Jorge Enrique Robledo, Bogotá, noviembre 16 de 2007
En un país en el que poco se discute sobre la educación básica, media y superior, todavía menos se analiza la profesional y técnica, no formal, que es la que le corresponde impartir, por ejemplo, al Sena (Servicio Nacional de Aprendizaje), institución que fue un acierto crear en 1957. Y que se creó, en parte fundamental, con los aportes de los trabajadores, que renunciaron a una porción del subsidio familiar que ganaban con tal de tener una instrucción especial para ellos, gratuita y prestada por el Estado.
Y esa educación, de naturaleza diferente a la superior, lo que no la hace “más mala” sino distinta, porque cumple con otras funciones pero que también son fundamentales para la sociedad, debe tener entre sus pilares la práctica y la alta calidad. Sin ella se entraban el desarrollo industrial y agropecuario, el comercio y los servicios, y es de gran importancia personal para los millones que, casi siempre por pobres, no poseen título de bachilleres.
Como era obvio, de la arremetida neoliberal no se escapó el Sena, de acuerdo con lo planteado por el Banco Mundial en 1989, que orientó que este tipo de instituciones se convirtieran en “entidades chequeras”, forma en extremo vulgar de privatización que ya fracasó en los países donde se impuso y que apunta a limitarlas a subcontratar con los negociantes de la educación la enseñanza que ellas deben impartir. Con el Decreto 2149 de 1992 se le cumplió al Banco Mundial. Pero con la ley de iniciativa popular Nº 119 de 1994, promovida por los estudiantes y trabajadores del Sena con más de un millón de firmas, se rescató su naturaleza y la gratuidad de sus programas.

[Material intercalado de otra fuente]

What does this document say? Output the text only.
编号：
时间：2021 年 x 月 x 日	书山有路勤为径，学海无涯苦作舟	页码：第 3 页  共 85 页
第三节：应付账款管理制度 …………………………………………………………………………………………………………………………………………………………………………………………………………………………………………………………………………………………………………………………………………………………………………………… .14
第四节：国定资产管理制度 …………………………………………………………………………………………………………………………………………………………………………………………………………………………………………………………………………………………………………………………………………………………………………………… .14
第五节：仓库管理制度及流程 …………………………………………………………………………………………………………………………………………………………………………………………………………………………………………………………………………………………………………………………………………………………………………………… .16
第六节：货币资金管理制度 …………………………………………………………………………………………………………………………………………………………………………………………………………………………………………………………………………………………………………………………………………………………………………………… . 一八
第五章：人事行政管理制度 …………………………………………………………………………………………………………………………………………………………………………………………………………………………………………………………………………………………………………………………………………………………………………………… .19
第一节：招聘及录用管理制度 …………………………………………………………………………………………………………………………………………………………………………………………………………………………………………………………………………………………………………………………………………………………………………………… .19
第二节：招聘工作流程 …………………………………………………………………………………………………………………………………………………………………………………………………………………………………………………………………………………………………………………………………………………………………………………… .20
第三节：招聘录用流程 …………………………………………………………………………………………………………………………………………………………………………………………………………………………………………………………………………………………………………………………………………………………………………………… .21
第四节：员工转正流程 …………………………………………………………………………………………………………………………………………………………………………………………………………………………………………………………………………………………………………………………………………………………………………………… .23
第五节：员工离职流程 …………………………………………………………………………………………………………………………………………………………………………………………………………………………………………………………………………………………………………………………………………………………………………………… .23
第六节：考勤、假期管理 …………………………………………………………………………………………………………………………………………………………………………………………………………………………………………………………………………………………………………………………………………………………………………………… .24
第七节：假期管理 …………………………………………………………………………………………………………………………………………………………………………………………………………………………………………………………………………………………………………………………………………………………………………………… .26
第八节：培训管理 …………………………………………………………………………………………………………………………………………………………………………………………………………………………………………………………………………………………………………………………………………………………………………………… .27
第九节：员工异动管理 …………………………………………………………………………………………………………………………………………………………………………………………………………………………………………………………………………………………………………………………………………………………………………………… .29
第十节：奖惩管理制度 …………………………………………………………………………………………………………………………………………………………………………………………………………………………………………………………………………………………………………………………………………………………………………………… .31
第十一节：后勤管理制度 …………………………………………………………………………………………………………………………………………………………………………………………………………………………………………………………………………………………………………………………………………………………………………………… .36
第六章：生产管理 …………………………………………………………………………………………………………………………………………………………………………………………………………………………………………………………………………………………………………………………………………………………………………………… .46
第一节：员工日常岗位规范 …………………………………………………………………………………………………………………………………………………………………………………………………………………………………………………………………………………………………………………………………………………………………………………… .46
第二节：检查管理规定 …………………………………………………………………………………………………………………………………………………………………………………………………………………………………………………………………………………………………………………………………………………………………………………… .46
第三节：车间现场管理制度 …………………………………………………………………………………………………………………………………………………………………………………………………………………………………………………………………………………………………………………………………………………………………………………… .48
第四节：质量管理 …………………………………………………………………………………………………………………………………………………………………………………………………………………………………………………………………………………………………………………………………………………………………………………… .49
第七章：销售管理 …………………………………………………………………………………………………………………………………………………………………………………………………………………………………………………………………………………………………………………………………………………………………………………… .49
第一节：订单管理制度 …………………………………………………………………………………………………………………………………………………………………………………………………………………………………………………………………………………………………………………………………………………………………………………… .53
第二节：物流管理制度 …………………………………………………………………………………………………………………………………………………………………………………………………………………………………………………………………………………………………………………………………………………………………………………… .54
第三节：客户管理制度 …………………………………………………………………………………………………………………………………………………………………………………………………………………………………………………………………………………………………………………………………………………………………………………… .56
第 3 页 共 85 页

En este período también han sido notorias las decisiones que han reducido los ingresos del Sena y le han cargado funciones que no le corresponden. Por ejemplo, le recortaron el presupuesto, se exoneraron de los aportes a la institución las empresas que subcontratan trabajadores para reducirles sus salarios y se le impuso ceder sumas importantes para ciencia y tecnología, así como ofrecer programas propios de la educación superior y ejecutar decisiones de la Presidencia de la República, funciones que, así sean útiles, debilitan el cumplimiento de su importante misión.
En el gobierno de Álvaro Uribe el maltrato al Sena ha llegado hasta el absurdo, entre otras cosas porque cayó en manos de Darío Montoya Mejía, un director hiperactivo, autoritario y con delirios de grandeza que está haciendo las fiestas de la improvisación y el voluntarismo con un presupuesto nada despreciable: 1,3 billones de pesos, el cual se gasta confundiendo lo principal con lo secundario, las formas con los contenidos y hasta las características de la educación que le corresponde impartir al Sena, al igual que las de los colombianos que deben ingresar a dicha institución. Ojalá que la gente de la academia –incluidos los simpatizantes del gobierno que asumen con seriedad los problemas de la educación– investigara lo que pasa en el Sena y empezara por leer “Proyectos para acercar el sueño” (2007), texto que retrata la confusión de un director que es capaz de afirmar que “el valor principal que el Sena debe evidenciar ante los colombianos” es “la velocidad de sus actuaciones” (Ver “Proyectos para acercar el sueño”)
La mala orientación de una institución que se está gobernando mediante decretos que violan la ley 119 de 1994, tiene entre otras expresiones el empleo de 18 mil contratistas mal pagos y sobrecargados de trabajo, que no pueden ofrecer una educación de buena calidad, pero que sí son parte del clientelismo en la contratación. Y todos los colombianos han tenido que sufrir a Álvaro Uribe, en los consejos comunitarios, ufanándose de los muchos “formados” por el Sena y repartiendo su presupuesto como si fuera la caja menor del Presidente.
Para alcanzar el despropósito de pasar, con menos recursos, de 1,2 a cinco millones de “formados” en el Sena, cifras con las que no cesa de hacerse demagogia, se ha recurrido hasta al truco de fraccionar los cursos y de otorgarle un título diferente a cada una de sus partes, a reducir o eliminar las prácticas y a ofrecer programas virtuales en los que no se sabe qué es más mediocre, si lo que se dicta o su evaluación. Y para intentar silenciar a los patrones –de donde ya salen quejas por la mala formación–, se convirtió el contrato de aprendizaje en otra astucia que no educa a los “aprendices”, pero que sí los pone a trabajar por menos del salario mínimo legal.